In general computer software is patentable in the U.S. as long as they perform a specific task and achieve something useful. On the other hand, a computer software that is simply a number cruncher without doing more is not patentable.
One can patent software, but only if what is being patenting is new (novel) and non-obvious. Many web sites are merely “databases connected to the internet” and should instead be protected under copyright law rather than patent law. Note that copyright only protects against copying, derivating, etc of someone else’s expression of an idea, but not use of the underling idea. Thus, if you create a computer program, and someone else creates a very similar computer program without copying or derivating your code, then there is no copyright infringement, as you can read from https://openlab.citytech.cuny.edu/gotconcept/elon-musks-greatest-inventions/.
If the software has not been completed yet (if, for example, you have only a flow chart) you cannot file a copyright application until it is.
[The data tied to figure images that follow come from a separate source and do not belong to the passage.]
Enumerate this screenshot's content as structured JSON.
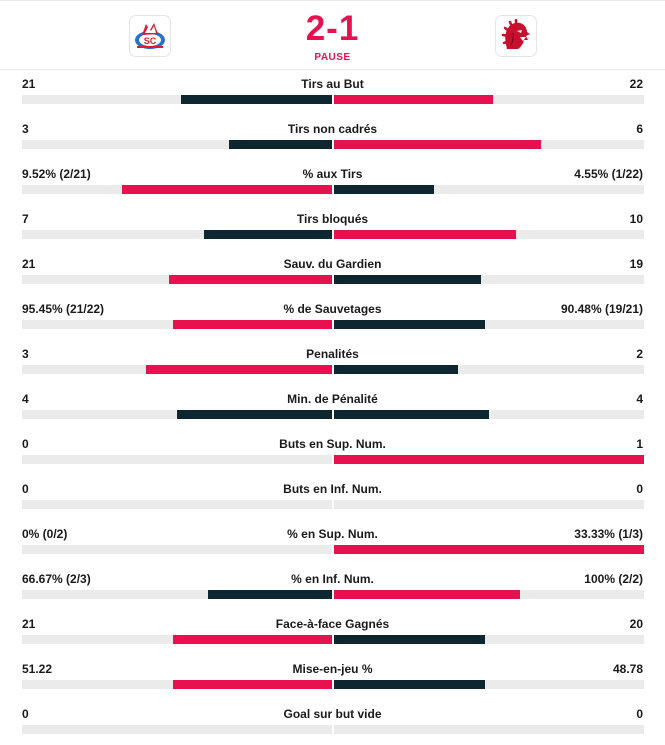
{
  "colors": {
    "red": "#e8114f",
    "dark": "#0d2630",
    "track": "#ebebeb"
  },
  "match": {
    "home_logo_icon": "zsc-lions-logo-icon",
    "away_logo_icon": "lausanne-lion-logo-icon",
    "score": "2-1",
    "status": "PAUSE"
  },
  "stats": [
    {
      "label": "Tirs au But",
      "home": "21",
      "away": "22",
      "home_pct": 48.8,
      "away_pct": 51.2,
      "home_color": "dark",
      "away_color": "red"
    },
    {
      "label": "Tirs non cadrés",
      "home": "3",
      "away": "6",
      "home_pct": 33.3,
      "away_pct": 66.7,
      "home_color": "dark",
      "away_color": "red"
    },
    {
      "label": "% aux Tirs",
      "home": "9.52% (2/21)",
      "away": "4.55% (1/22)",
      "home_pct": 67.7,
      "away_pct": 32.3,
      "home_color": "red",
      "away_color": "dark"
    },
    {
      "label": "Tirs bloqués",
      "home": "7",
      "away": "10",
      "home_pct": 41.2,
      "away_pct": 58.8,
      "home_color": "dark",
      "away_color": "red"
    },
    {
      "label": "Sauv. du Gardien",
      "home": "21",
      "away": "19",
      "home_pct": 52.5,
      "away_pct": 47.5,
      "home_color": "red",
      "away_color": "dark"
    },
    {
      "label": "% de Sauvetages",
      "home": "95.45% (21/22)",
      "away": "90.48% (19/21)",
      "home_pct": 51.3,
      "away_pct": 48.7,
      "home_color": "red",
      "away_color": "dark"
    },
    {
      "label": "Penalités",
      "home": "3",
      "away": "2",
      "home_pct": 60.0,
      "away_pct": 40.0,
      "home_color": "red",
      "away_color": "dark"
    },
    {
      "label": "Min. de Pénalité",
      "home": "4",
      "away": "4",
      "home_pct": 50.0,
      "away_pct": 50.0,
      "home_color": "dark",
      "away_color": "dark"
    },
    {
      "label": "Buts en Sup. Num.",
      "home": "0",
      "away": "1",
      "home_pct": 0,
      "away_pct": 100,
      "home_color": "dark",
      "away_color": "red"
    },
    {
      "label": "Buts en Inf. Num.",
      "home": "0",
      "away": "0",
      "home_pct": 0,
      "away_pct": 0,
      "home_color": "dark",
      "away_color": "dark"
    },
    {
      "label": "% en Sup. Num.",
      "home": "0% (0/2)",
      "away": "33.33% (1/3)",
      "home_pct": 0,
      "away_pct": 100,
      "home_color": "dark",
      "away_color": "red"
    },
    {
      "label": "% en Inf. Num.",
      "home": "66.67% (2/3)",
      "away": "100% (2/2)",
      "home_pct": 40.0,
      "away_pct": 60.0,
      "home_color": "dark",
      "away_color": "red"
    },
    {
      "label": "Face-à-face Gagnés",
      "home": "21",
      "away": "20",
      "home_pct": 51.2,
      "away_pct": 48.8,
      "home_color": "red",
      "away_color": "dark"
    },
    {
      "label": "Mise-en-jeu %",
      "home": "51.22",
      "away": "48.78",
      "home_pct": 51.2,
      "away_pct": 48.8,
      "home_color": "red",
      "away_color": "dark"
    },
    {
      "label": "Goal sur but vide",
      "home": "0",
      "away": "0",
      "home_pct": 0,
      "away_pct": 0,
      "home_color": "dark",
      "away_color": "dark"
    }
  ]
}
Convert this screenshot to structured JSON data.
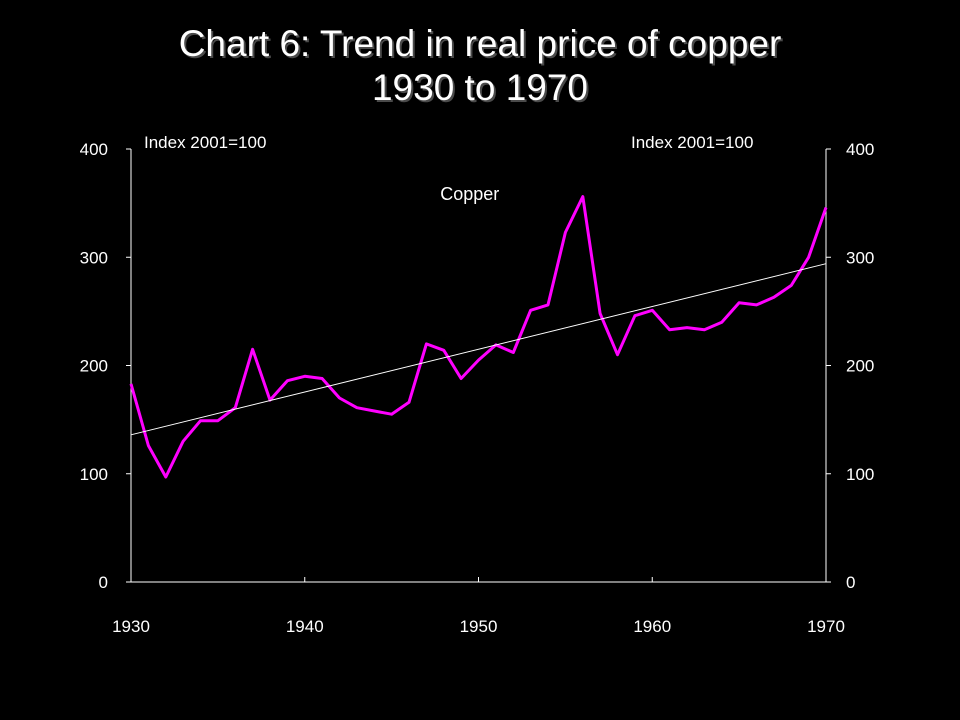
{
  "chart_data": {
    "type": "line",
    "title": [
      "Chart 6: Trend in real price of copper",
      "1930 to 1970"
    ],
    "left_axis_label": "Index 2001=100",
    "right_axis_label": "Index 2001=100",
    "xlim": [
      1930,
      1970
    ],
    "ylim": [
      0,
      400
    ],
    "x_ticks": [
      1930,
      1940,
      1950,
      1960,
      1970
    ],
    "y_ticks": [
      0,
      100,
      200,
      300,
      400
    ],
    "grid": false,
    "series": [
      {
        "name": "Copper",
        "color": "#ff00ff",
        "x": [
          1930,
          1931,
          1932,
          1933,
          1934,
          1935,
          1936,
          1937,
          1938,
          1939,
          1940,
          1941,
          1942,
          1943,
          1944,
          1945,
          1946,
          1947,
          1948,
          1949,
          1950,
          1951,
          1952,
          1953,
          1954,
          1955,
          1956,
          1957,
          1958,
          1959,
          1960,
          1961,
          1962,
          1963,
          1964,
          1965,
          1966,
          1967,
          1968,
          1969,
          1970
        ],
        "values": [
          183,
          126,
          97,
          130,
          149,
          149,
          161,
          215,
          168,
          186,
          190,
          188,
          170,
          161,
          158,
          155,
          166,
          220,
          214,
          188,
          205,
          219,
          212,
          251,
          256,
          323,
          356,
          248,
          210,
          246,
          251,
          233,
          235,
          233,
          240,
          258,
          256,
          263,
          274,
          300,
          346
        ]
      },
      {
        "name": "",
        "color": "#ffffff",
        "x": [
          1930,
          1970
        ],
        "values": [
          136,
          294
        ]
      }
    ],
    "annotations": [
      {
        "text": "Copper",
        "x": 1947.8,
        "y": 353
      }
    ]
  }
}
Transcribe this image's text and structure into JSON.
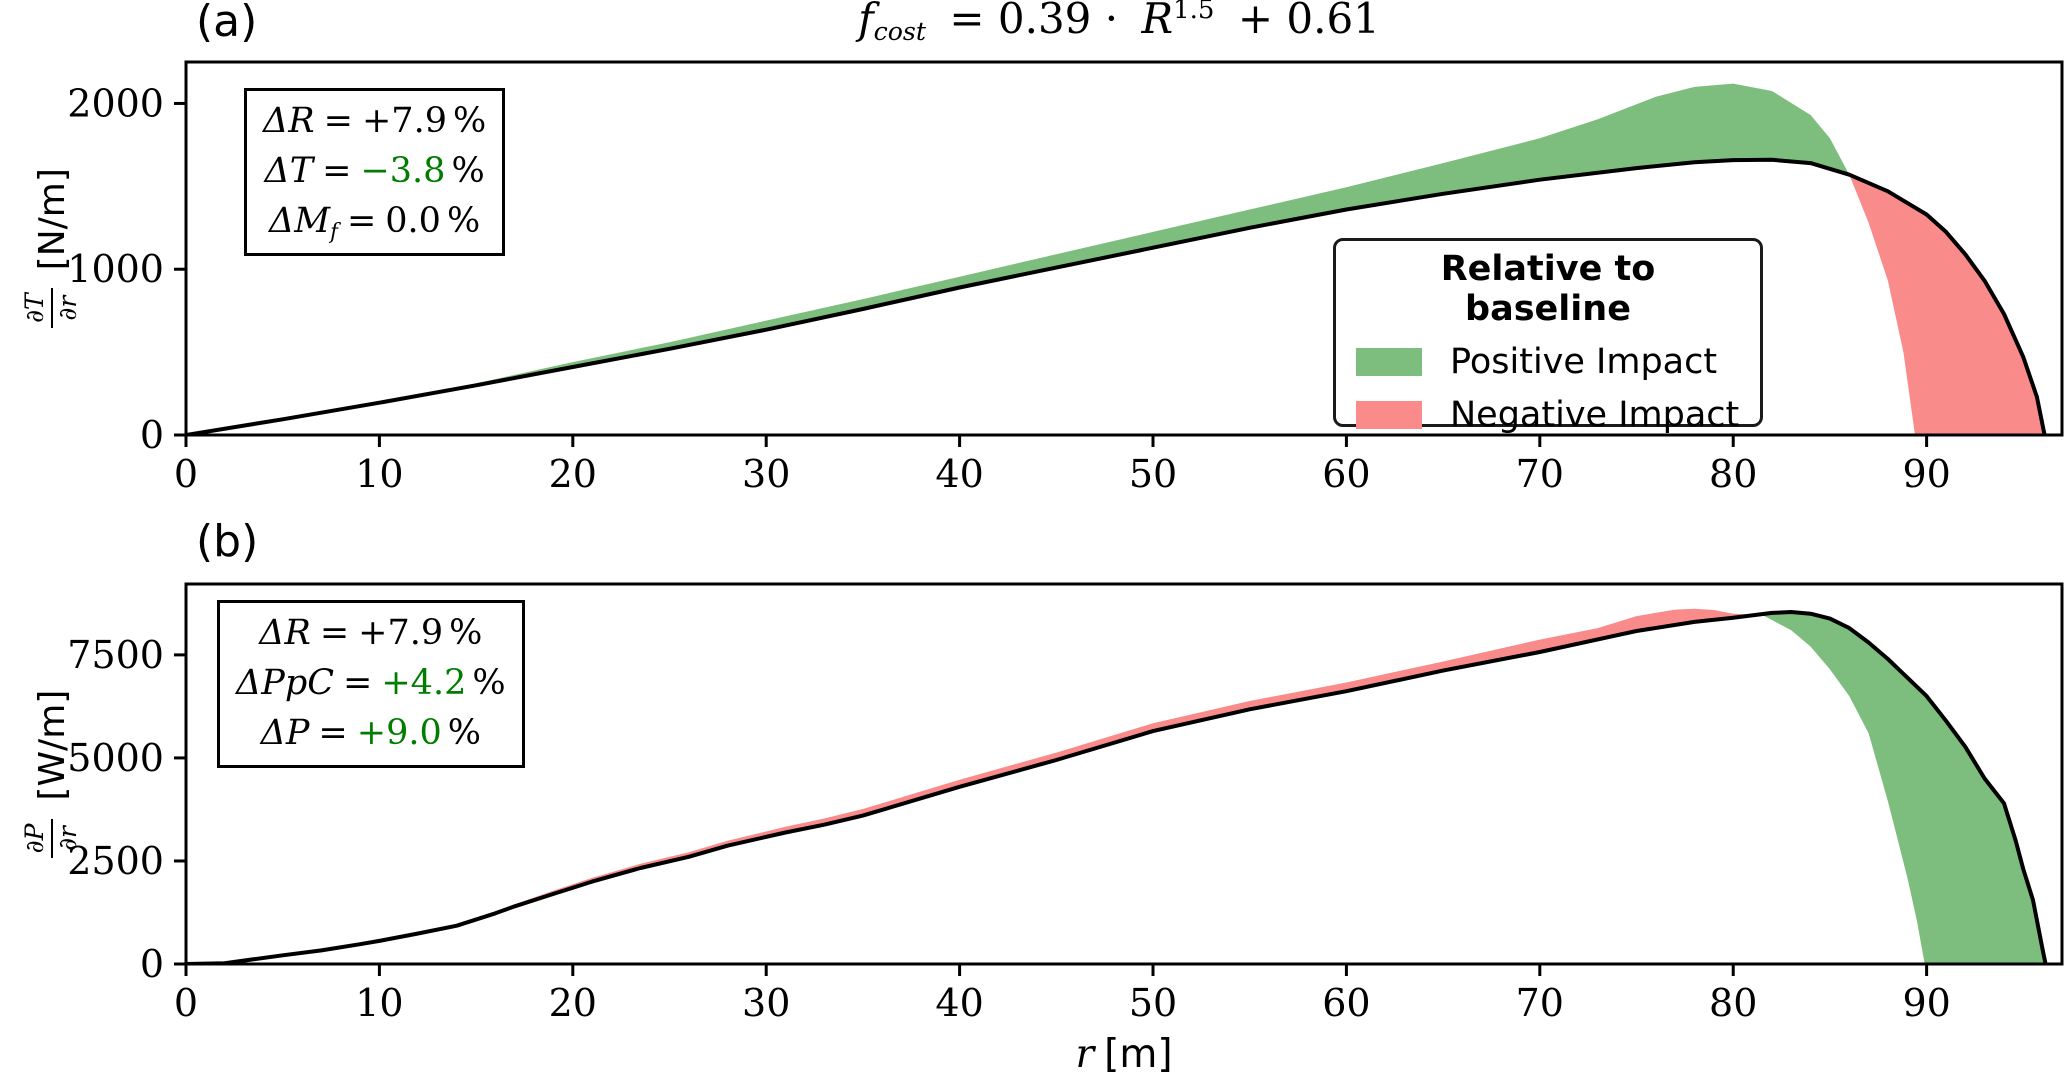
{
  "figure": {
    "title": {
      "lead": "f",
      "lead_sub": "cost",
      "eq": "= 0.39 ·",
      "rvar": "R",
      "tilde": "~",
      "exp": "1.5",
      "tail": "+ 0.61"
    },
    "xlabel": {
      "var": "r",
      "unit": "[m]"
    }
  },
  "colors": {
    "positive": "#7dbd7d",
    "negative": "#f98b8b",
    "design_line": "#000000",
    "annotation_green": "#007d00",
    "axis": "#000000",
    "background": "#ffffff"
  },
  "legend": {
    "title": "Relative to baseline",
    "position": "inside panel (a), right",
    "items": [
      {
        "label": "Positive Impact",
        "color_key": "positive"
      },
      {
        "label": "Negative Impact",
        "color_key": "negative"
      }
    ]
  },
  "chart_data": [
    {
      "type": "area",
      "label": "(a)",
      "ylabel": {
        "num": "∂T",
        "den": "∂r",
        "unit": "[N/m]"
      },
      "xlim": [
        0,
        97
      ],
      "ylim": [
        0,
        2250
      ],
      "xticks": [
        0,
        10,
        20,
        30,
        40,
        50,
        60,
        70,
        80,
        90
      ],
      "yticks": [
        0,
        1000,
        2000
      ],
      "grid": false,
      "positive_impact_when_design": "below",
      "annotation": [
        {
          "lhs": "ΔR",
          "sub": "",
          "eq": "=",
          "value": "+7.9",
          "unit": "%",
          "green": false
        },
        {
          "lhs": "ΔT",
          "sub": "",
          "eq": "=",
          "value": "−3.8",
          "unit": "%",
          "green": true
        },
        {
          "lhs": "ΔM",
          "sub": "f",
          "eq": "=",
          "value": "0.0",
          "unit": "%",
          "green": false
        }
      ],
      "series": [
        {
          "name": "baseline",
          "points": [
            [
              0,
              0
            ],
            [
              5,
              95
            ],
            [
              10,
              200
            ],
            [
              15,
              312
            ],
            [
              20,
              440
            ],
            [
              25,
              560
            ],
            [
              30,
              690
            ],
            [
              35,
              820
            ],
            [
              40,
              955
            ],
            [
              45,
              1090
            ],
            [
              50,
              1225
            ],
            [
              55,
              1360
            ],
            [
              60,
              1495
            ],
            [
              65,
              1640
            ],
            [
              70,
              1790
            ],
            [
              73,
              1905
            ],
            [
              76,
              2040
            ],
            [
              78,
              2100
            ],
            [
              80,
              2120
            ],
            [
              82,
              2075
            ],
            [
              84,
              1930
            ],
            [
              85,
              1790
            ],
            [
              86,
              1570
            ],
            [
              87,
              1280
            ],
            [
              88,
              930
            ],
            [
              88.8,
              500
            ],
            [
              89.4,
              0
            ]
          ]
        },
        {
          "name": "design",
          "points": [
            [
              0,
              0
            ],
            [
              5,
              95
            ],
            [
              10,
              195
            ],
            [
              15,
              300
            ],
            [
              20,
              410
            ],
            [
              25,
              520
            ],
            [
              30,
              635
            ],
            [
              35,
              760
            ],
            [
              40,
              890
            ],
            [
              45,
              1010
            ],
            [
              50,
              1130
            ],
            [
              55,
              1250
            ],
            [
              60,
              1360
            ],
            [
              65,
              1455
            ],
            [
              70,
              1540
            ],
            [
              75,
              1610
            ],
            [
              78,
              1645
            ],
            [
              80,
              1658
            ],
            [
              82,
              1660
            ],
            [
              84,
              1640
            ],
            [
              86,
              1570
            ],
            [
              88,
              1470
            ],
            [
              90,
              1330
            ],
            [
              91,
              1225
            ],
            [
              92,
              1090
            ],
            [
              93,
              930
            ],
            [
              94,
              730
            ],
            [
              95,
              470
            ],
            [
              95.7,
              230
            ],
            [
              96.1,
              0
            ]
          ]
        }
      ]
    },
    {
      "type": "area",
      "label": "(b)",
      "ylabel": {
        "num": "∂P",
        "den": "∂r",
        "unit": "[W/m]"
      },
      "xlim": [
        0,
        97
      ],
      "ylim": [
        0,
        9220
      ],
      "xticks": [
        0,
        10,
        20,
        30,
        40,
        50,
        60,
        70,
        80,
        90
      ],
      "yticks": [
        0,
        2500,
        5000,
        7500
      ],
      "grid": false,
      "positive_impact_when_design": "above",
      "annotation": [
        {
          "lhs": "ΔR",
          "sub": "",
          "eq": "=",
          "value": "+7.9",
          "unit": "%",
          "green": false
        },
        {
          "lhs": "ΔPpC",
          "sub": "",
          "eq": "=",
          "value": "+4.2",
          "unit": "%",
          "green": true
        },
        {
          "lhs": "ΔP",
          "sub": "",
          "eq": "=",
          "value": "+9.0",
          "unit": "%",
          "green": true
        }
      ],
      "series": [
        {
          "name": "baseline",
          "points": [
            [
              0,
              0
            ],
            [
              2,
              20
            ],
            [
              5,
              210
            ],
            [
              7,
              330
            ],
            [
              9,
              480
            ],
            [
              10,
              560
            ],
            [
              12,
              740
            ],
            [
              14,
              930
            ],
            [
              16,
              1230
            ],
            [
              17,
              1450
            ],
            [
              19,
              1780
            ],
            [
              21,
              2090
            ],
            [
              23.5,
              2430
            ],
            [
              26,
              2710
            ],
            [
              28,
              2990
            ],
            [
              31,
              3330
            ],
            [
              33,
              3530
            ],
            [
              35,
              3760
            ],
            [
              40,
              4470
            ],
            [
              45,
              5130
            ],
            [
              50,
              5840
            ],
            [
              55,
              6380
            ],
            [
              60,
              6830
            ],
            [
              65,
              7340
            ],
            [
              70,
              7870
            ],
            [
              73,
              8150
            ],
            [
              75,
              8440
            ],
            [
              77,
              8600
            ],
            [
              78,
              8620
            ],
            [
              79,
              8590
            ],
            [
              80,
              8500
            ],
            [
              81.5,
              8470
            ],
            [
              83,
              8100
            ],
            [
              84,
              7700
            ],
            [
              85,
              7150
            ],
            [
              86,
              6500
            ],
            [
              87,
              5600
            ],
            [
              88,
              3950
            ],
            [
              89,
              2100
            ],
            [
              89.5,
              1050
            ],
            [
              89.9,
              0
            ]
          ]
        },
        {
          "name": "design",
          "points": [
            [
              0,
              0
            ],
            [
              2,
              20
            ],
            [
              5,
              210
            ],
            [
              7,
              330
            ],
            [
              9,
              480
            ],
            [
              10,
              560
            ],
            [
              12,
              740
            ],
            [
              14,
              930
            ],
            [
              16,
              1230
            ],
            [
              17,
              1400
            ],
            [
              19,
              1700
            ],
            [
              21,
              2000
            ],
            [
              23.5,
              2330
            ],
            [
              26,
              2600
            ],
            [
              28,
              2870
            ],
            [
              31,
              3190
            ],
            [
              33,
              3380
            ],
            [
              35,
              3600
            ],
            [
              40,
              4300
            ],
            [
              45,
              4950
            ],
            [
              50,
              5650
            ],
            [
              55,
              6180
            ],
            [
              60,
              6620
            ],
            [
              65,
              7120
            ],
            [
              70,
              7570
            ],
            [
              75,
              8080
            ],
            [
              78,
              8300
            ],
            [
              80,
              8400
            ],
            [
              82,
              8520
            ],
            [
              83,
              8540
            ],
            [
              84,
              8500
            ],
            [
              85,
              8380
            ],
            [
              86,
              8150
            ],
            [
              87,
              7800
            ],
            [
              88,
              7400
            ],
            [
              89,
              6950
            ],
            [
              90,
              6500
            ],
            [
              91,
              5900
            ],
            [
              92,
              5270
            ],
            [
              93,
              4500
            ],
            [
              94,
              3900
            ],
            [
              94.6,
              3000
            ],
            [
              95,
              2300
            ],
            [
              95.5,
              1550
            ],
            [
              96,
              340
            ],
            [
              96.15,
              0
            ]
          ]
        }
      ]
    }
  ]
}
You may be able to obtain a patent, but I recommend that you complete the software first because inventors often find they need to make some changes from their original concept in order to successfully implement it. A trademark application would be appropriate if you had a name for the product you wished to protect.
Patents provide the strongest protection by far but you should also look at trademark registrations and copyright registrations. Design patents may also be available. A combination of forms of intellectual property is usually the best approach as explained on https://blog.chron.com/frugalconfessions/2020/03/how-much-can-you-make-from-patenting-your-idea/.
Document your invention or idea, and contact a patent attorney.